Occasionally, despite all the best efforts of the European over-lords, some really revolutionary leaders would emerge from the bosom of the African masses. Some of the revolutionary leaders were repentant Negropeans but more often than not the truly revolutionary leaders were men and women who still had intact much of their African ancestral memory. Many of these leaders, like our brave and noble ancestors from Haiti and the maroon communities that emerged among other Diasporan Africans, maintained much of their African continuity

African continuity on the continent and in the Diaspora contributed significantly to struggle for Black liberation and pride.  To this day, the greatest push-back against European domination on the continent and in the Diaspora comes from groups with a strong affinity with African ancestral memory.  The Rastafarian community that has mushroomed all over the Diaspora and on the African continent is known for its vocal opposition to the European system of Babylon. The Black Live Matter movement in the US also represented a resurrection of African ancestral memory in the Diaspora.

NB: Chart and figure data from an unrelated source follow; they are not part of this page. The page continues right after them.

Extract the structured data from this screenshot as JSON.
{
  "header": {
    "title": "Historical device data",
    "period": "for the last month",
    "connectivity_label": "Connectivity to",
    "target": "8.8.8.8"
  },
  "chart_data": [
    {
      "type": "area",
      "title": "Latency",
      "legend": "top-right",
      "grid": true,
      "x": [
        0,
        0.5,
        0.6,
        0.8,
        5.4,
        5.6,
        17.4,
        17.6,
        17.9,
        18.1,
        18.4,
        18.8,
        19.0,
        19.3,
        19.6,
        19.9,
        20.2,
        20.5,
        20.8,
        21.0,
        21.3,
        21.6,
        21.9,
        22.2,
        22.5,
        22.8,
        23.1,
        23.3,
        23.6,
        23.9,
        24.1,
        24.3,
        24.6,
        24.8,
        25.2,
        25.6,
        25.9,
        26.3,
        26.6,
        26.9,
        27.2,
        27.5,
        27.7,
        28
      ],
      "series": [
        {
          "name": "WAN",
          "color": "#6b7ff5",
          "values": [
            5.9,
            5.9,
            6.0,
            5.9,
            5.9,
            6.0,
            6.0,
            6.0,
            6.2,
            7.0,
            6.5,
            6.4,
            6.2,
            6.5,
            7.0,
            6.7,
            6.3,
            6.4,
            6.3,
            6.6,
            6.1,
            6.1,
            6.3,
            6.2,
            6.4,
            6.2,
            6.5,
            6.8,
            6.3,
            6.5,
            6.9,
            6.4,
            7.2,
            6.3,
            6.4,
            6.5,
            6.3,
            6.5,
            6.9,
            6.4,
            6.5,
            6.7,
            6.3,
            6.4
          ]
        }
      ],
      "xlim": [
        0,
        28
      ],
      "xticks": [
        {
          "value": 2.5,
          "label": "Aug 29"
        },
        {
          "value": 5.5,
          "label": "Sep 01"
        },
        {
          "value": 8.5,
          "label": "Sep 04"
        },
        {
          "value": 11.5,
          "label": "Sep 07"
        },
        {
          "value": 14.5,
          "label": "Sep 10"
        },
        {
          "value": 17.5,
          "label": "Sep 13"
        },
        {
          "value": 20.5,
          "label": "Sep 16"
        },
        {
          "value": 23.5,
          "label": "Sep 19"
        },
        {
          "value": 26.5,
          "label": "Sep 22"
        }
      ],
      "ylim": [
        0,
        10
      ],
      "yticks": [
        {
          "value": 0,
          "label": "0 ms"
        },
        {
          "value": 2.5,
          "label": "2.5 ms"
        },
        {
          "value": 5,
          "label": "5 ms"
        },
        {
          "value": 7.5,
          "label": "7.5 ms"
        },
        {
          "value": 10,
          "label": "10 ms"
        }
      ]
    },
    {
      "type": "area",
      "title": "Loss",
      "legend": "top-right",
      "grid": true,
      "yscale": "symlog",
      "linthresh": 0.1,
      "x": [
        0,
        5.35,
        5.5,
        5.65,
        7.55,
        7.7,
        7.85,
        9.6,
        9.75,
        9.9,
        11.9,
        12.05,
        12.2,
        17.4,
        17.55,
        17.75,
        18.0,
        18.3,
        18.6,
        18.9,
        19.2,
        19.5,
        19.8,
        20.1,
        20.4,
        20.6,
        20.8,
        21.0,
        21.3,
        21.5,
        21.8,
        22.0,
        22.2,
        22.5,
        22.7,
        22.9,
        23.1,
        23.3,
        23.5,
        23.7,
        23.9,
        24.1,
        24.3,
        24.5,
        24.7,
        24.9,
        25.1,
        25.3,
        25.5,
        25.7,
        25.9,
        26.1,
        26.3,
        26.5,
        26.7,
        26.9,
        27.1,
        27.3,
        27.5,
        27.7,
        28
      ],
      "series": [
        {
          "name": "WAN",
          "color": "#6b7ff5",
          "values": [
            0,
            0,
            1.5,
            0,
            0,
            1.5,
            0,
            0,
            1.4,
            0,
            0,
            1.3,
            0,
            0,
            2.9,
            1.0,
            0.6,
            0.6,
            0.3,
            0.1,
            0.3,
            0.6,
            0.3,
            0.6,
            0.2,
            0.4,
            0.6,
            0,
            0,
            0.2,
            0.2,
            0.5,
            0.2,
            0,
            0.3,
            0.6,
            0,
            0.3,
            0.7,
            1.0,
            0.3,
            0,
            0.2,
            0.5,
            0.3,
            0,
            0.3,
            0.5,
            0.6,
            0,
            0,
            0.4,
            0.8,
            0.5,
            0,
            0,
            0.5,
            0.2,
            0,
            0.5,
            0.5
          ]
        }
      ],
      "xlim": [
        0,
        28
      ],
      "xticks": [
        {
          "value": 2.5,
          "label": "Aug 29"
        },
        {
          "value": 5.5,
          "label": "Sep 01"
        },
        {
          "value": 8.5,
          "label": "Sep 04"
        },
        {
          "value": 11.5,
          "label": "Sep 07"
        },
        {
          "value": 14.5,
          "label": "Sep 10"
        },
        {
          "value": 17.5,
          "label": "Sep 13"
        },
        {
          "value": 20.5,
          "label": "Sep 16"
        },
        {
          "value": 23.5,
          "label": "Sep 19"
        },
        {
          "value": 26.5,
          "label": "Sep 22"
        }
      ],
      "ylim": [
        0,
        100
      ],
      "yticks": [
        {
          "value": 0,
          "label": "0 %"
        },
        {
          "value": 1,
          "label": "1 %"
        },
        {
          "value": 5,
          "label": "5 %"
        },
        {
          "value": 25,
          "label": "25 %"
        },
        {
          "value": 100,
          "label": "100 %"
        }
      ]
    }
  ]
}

While it is not uncommon to hear boot-licking Negropean preachers castigating witchcraft in traditional African societies it must also be stated that Eurocentric Christianity has failed to transform African and other Black societies in the Diaspora.  Ethiopia has had Christianity for nearly two thousand years and yet that country remains one of the poorest nations on the earth. 

China, India, and Japan were all touched by the blight of European imperialism.  These nations unlike the Africans resisted the cultural and religious penetration of Europeans in their societies.  Today China with its traditional religion and culture is thriving.  India with its ‘pagan’ Hinduism is also thriving.  Japan also gave the thumbs down to European culture and religion.  With its religious culture intact Japan became the initiator of the economic miracle that helped to transform Asia.

Learning from others is a sign of maturity.  Imitating others to the point of the loss of self-identity is just plain dumb.  Ancient Egypt with its worship of Osiris, Isis, and Horus led the world in knowledge and achievement.  Ancient Egypt was so great that the Jews of the Bible often had to rely on the Egyptians for their own national survival. Africans still have much to teach the world but our ancestral memory bank will only release its secrets when Africans turn their hearts towards home and embrace the same genius that was gifted to our ancient ancestors.

Lenrod Nzulu Baraka is the founder of Afro-Caribbean Spiritual Teaching Center and the author of The Rebirth Of Black Civilization: Making Africa and the Caribbean Great Again.